Ta carries a heavy load of responsibility at home. Because of her parents’ difficult work schedule, Ta must be sure that she and her younger brother and sister are ready for school or other activities each day. Often, her mother has allowed Ta to take her younger sister to Primary, but Ta was responsible for getting both of them ready to go on Sunday morning. She has been willing to make the needed sacrifice, and Primary leaders have been more than willing to provide not only the needed rides, but also personal attention to strengthen Ta and other children like her. Ta says the main reason she attended Primary was because “I love all the sisters” who teach there.
The Multiplier Effect
Members of the Oakton stake continue their efforts to activate members at every level. Sometimes, as in the case of Maira Duron, activating one person may mean bringing back others in the family as well.
With her husband, Sister Duron joined the Church in 1984. She enjoyed the blessings of the gospel, particularly opportunities to learn about our Savior and to fast and pray for Heavenly Father’s help. But when her marriage broke up, she felt ashamed to face her happily married friends in the Oakton Ward; somehow, she feared, she had not lived up to other Church members’ expectations. Since she also was working at night to support her two children, Sister Duron felt she was unable to attend church on Sunday mornings. She did not go to church for two years.

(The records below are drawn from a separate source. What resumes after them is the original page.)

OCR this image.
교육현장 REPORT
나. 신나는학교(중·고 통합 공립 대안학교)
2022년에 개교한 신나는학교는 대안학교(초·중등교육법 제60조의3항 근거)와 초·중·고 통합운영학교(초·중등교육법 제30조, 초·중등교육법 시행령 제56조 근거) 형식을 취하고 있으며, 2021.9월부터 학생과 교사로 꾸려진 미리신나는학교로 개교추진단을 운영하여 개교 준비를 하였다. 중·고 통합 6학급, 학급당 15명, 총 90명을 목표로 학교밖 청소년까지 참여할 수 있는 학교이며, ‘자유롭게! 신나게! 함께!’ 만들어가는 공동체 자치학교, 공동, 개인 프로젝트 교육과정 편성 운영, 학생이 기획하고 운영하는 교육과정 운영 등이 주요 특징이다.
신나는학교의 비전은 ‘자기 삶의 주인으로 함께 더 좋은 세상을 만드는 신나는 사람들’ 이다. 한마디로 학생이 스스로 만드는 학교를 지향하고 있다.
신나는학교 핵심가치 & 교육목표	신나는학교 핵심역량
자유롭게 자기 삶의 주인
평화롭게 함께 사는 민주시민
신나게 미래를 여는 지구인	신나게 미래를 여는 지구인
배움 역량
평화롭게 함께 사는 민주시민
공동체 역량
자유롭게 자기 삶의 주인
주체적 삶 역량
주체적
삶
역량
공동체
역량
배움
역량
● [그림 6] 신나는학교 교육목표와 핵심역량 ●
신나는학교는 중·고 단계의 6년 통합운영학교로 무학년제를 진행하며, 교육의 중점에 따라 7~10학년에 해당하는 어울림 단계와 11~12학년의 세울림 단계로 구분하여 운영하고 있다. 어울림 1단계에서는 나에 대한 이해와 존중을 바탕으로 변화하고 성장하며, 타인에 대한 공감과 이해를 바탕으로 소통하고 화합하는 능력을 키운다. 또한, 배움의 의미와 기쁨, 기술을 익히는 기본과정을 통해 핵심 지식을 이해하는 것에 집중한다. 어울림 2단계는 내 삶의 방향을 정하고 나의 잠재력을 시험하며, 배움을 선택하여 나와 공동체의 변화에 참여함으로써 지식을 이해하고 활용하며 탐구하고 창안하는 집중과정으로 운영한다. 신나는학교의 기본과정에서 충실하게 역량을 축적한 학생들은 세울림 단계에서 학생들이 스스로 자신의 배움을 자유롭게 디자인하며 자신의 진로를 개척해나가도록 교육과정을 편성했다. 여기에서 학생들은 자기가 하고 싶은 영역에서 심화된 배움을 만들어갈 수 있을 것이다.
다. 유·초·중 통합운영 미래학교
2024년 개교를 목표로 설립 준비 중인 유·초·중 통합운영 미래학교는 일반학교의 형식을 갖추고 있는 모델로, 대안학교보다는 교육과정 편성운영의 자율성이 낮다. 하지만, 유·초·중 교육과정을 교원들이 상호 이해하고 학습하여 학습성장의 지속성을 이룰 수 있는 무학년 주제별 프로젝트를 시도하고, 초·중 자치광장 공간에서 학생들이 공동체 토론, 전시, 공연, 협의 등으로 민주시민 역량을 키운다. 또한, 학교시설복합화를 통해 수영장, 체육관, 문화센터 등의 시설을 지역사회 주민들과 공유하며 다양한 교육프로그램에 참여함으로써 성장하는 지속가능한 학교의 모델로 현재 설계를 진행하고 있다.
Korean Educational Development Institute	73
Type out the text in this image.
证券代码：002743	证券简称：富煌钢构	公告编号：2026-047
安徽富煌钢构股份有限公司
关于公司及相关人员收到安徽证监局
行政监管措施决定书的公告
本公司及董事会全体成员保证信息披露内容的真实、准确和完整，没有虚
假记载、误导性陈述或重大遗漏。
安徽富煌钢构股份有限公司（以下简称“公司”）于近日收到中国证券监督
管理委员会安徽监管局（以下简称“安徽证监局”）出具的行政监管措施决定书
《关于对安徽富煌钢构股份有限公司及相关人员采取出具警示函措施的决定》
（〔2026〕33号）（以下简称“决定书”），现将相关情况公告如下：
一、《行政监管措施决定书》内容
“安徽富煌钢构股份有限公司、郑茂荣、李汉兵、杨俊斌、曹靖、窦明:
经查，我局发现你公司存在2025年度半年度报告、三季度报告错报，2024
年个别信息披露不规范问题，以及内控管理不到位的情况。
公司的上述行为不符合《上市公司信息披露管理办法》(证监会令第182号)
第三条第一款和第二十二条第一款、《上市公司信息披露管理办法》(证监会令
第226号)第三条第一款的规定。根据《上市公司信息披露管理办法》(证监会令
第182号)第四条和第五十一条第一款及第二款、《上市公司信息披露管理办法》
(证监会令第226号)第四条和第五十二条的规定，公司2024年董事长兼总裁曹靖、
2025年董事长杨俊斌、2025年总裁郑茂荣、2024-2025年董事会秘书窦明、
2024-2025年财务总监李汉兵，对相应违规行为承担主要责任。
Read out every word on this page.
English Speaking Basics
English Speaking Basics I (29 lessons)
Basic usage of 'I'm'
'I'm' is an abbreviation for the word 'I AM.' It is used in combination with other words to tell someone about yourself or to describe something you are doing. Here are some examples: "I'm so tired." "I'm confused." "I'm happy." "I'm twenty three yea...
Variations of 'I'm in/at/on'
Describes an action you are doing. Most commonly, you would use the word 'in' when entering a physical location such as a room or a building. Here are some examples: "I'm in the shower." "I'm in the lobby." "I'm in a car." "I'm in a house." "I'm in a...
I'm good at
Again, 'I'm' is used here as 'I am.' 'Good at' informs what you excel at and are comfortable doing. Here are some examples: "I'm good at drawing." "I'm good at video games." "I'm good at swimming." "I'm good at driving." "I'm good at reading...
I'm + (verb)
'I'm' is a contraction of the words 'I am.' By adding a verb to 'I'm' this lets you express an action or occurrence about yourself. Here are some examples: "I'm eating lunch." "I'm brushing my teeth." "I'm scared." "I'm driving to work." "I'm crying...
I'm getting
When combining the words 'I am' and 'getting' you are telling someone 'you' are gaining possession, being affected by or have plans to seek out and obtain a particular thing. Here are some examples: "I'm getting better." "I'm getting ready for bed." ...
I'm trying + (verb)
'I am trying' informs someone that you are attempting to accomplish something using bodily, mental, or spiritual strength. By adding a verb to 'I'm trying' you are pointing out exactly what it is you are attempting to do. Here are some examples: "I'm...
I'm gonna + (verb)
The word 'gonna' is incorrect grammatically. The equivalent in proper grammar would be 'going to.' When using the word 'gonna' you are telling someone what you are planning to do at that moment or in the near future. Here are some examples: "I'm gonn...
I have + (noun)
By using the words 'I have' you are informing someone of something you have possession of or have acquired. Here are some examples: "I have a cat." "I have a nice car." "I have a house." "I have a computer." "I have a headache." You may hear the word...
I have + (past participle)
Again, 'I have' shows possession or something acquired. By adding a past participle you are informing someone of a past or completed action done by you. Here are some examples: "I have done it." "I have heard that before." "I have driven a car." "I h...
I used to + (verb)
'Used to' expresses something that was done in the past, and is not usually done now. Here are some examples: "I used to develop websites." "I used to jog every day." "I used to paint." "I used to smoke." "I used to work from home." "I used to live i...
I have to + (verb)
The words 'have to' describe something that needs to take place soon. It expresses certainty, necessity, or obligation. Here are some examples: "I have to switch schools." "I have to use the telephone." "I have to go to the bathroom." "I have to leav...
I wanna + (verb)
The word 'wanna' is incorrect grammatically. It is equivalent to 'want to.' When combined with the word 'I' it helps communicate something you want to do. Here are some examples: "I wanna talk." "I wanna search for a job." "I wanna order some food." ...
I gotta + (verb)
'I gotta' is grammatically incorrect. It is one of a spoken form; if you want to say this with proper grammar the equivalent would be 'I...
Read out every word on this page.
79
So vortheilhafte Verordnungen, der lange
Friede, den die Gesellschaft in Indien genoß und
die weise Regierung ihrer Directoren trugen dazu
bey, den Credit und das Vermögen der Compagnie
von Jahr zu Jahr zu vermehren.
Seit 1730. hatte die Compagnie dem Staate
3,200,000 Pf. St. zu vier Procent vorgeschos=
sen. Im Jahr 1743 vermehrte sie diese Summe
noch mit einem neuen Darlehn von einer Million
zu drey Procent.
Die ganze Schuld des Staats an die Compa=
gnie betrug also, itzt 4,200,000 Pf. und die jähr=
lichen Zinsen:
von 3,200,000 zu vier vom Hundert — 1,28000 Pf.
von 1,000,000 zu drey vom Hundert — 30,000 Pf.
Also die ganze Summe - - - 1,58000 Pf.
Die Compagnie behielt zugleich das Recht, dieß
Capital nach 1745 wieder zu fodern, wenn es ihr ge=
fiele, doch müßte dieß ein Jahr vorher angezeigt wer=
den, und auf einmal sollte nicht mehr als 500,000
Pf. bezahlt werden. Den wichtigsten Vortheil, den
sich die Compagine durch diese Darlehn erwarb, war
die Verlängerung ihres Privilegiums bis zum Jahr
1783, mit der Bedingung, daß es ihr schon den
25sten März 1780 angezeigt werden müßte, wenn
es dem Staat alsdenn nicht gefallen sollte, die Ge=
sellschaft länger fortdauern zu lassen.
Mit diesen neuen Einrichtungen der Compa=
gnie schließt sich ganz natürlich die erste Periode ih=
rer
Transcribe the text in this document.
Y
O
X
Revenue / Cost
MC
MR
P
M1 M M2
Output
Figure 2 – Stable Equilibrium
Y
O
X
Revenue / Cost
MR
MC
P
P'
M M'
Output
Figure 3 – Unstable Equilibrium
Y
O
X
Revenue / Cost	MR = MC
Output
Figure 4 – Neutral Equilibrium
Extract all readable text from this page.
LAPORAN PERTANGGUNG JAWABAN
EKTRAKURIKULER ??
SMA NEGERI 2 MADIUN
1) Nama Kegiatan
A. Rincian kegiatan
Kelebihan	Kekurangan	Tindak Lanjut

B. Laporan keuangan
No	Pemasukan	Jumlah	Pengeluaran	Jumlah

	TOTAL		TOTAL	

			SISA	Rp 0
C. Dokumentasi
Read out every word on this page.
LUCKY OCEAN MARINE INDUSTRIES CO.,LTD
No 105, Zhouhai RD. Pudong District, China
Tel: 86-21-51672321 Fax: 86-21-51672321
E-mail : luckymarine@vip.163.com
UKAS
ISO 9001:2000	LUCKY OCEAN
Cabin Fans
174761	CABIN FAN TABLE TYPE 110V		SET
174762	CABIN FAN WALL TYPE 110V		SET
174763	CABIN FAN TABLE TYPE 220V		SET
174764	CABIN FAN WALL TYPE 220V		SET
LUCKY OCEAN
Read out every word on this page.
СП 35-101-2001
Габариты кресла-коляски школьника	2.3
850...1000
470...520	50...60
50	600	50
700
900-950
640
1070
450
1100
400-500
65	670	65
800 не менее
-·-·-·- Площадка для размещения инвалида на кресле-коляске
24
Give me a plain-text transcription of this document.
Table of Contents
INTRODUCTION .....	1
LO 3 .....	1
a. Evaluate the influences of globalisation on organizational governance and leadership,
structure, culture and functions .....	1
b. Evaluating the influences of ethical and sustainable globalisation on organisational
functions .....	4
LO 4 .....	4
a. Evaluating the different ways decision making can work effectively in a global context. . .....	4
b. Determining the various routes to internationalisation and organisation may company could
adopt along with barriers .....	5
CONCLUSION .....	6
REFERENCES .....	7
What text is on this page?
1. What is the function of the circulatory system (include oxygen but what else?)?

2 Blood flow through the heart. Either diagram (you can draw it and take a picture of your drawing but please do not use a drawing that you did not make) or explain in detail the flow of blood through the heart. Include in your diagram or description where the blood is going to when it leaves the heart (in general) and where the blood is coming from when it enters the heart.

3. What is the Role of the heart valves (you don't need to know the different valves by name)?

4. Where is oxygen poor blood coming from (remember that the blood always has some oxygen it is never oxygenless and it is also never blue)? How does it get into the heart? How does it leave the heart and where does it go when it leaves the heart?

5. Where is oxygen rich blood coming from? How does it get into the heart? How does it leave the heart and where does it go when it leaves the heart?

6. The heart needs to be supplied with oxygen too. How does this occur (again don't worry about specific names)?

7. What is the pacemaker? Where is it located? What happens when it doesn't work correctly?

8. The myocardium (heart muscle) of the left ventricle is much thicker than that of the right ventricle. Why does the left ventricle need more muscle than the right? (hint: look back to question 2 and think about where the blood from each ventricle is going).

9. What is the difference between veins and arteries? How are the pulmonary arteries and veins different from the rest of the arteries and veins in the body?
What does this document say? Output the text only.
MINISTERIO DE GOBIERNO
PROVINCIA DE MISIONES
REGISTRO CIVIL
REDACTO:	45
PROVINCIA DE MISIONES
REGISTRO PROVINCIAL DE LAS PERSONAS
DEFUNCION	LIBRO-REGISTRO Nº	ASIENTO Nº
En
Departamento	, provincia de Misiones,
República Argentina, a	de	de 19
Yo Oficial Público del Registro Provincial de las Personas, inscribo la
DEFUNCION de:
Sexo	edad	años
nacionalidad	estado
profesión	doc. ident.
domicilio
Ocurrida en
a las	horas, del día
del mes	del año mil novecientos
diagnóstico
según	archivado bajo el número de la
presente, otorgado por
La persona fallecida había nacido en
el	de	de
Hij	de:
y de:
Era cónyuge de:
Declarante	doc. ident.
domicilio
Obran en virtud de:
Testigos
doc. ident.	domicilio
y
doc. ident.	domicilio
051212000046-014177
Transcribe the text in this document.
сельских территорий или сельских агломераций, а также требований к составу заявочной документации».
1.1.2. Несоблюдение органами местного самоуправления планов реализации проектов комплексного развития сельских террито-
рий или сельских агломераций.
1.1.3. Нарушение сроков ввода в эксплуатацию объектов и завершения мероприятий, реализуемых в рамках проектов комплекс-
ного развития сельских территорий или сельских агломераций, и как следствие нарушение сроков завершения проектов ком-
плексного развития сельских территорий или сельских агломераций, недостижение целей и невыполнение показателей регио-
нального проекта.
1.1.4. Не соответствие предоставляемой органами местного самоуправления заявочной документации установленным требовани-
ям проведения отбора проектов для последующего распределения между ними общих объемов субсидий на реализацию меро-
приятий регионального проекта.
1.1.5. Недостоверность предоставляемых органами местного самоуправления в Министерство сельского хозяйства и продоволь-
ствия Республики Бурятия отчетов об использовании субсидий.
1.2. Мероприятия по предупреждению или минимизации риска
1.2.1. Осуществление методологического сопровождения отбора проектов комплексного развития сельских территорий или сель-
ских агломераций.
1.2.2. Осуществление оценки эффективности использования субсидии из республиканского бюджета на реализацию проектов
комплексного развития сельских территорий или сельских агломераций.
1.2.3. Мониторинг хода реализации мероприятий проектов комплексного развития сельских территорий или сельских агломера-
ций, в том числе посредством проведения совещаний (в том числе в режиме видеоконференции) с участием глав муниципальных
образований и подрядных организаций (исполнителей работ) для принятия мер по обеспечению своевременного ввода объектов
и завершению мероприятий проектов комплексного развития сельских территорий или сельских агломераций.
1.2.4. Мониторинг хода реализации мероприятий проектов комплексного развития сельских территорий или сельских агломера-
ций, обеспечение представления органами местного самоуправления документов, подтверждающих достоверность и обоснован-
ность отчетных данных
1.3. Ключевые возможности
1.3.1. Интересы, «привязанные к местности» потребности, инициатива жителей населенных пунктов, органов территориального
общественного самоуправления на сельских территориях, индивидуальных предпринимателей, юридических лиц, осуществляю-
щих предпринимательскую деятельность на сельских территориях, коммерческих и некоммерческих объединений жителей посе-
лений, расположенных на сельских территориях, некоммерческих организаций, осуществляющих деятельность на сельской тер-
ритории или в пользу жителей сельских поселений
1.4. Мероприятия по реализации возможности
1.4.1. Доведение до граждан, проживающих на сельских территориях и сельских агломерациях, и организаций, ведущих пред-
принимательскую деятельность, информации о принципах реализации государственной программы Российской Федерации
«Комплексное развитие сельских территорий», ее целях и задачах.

Maira Duron is deeply grateful for the loving visiting teacher who sent the missionaries to her home again. The missionaries encouraged her to come back to church, and Sister Duron knew she must do so. She needed the opportunity to learn about the gospel and to be close to the Spirit of the Lord again. She prayed for courage and told herself, “It’s not the people I’m going to see, it’s for me and my children.”
The people, however, welcomed her back warmly. They were happy to see her enjoying all the blessings of the gospel as she had before. She faces them confidently now because they have shown her the depth of their love, and she knows they will not let her down.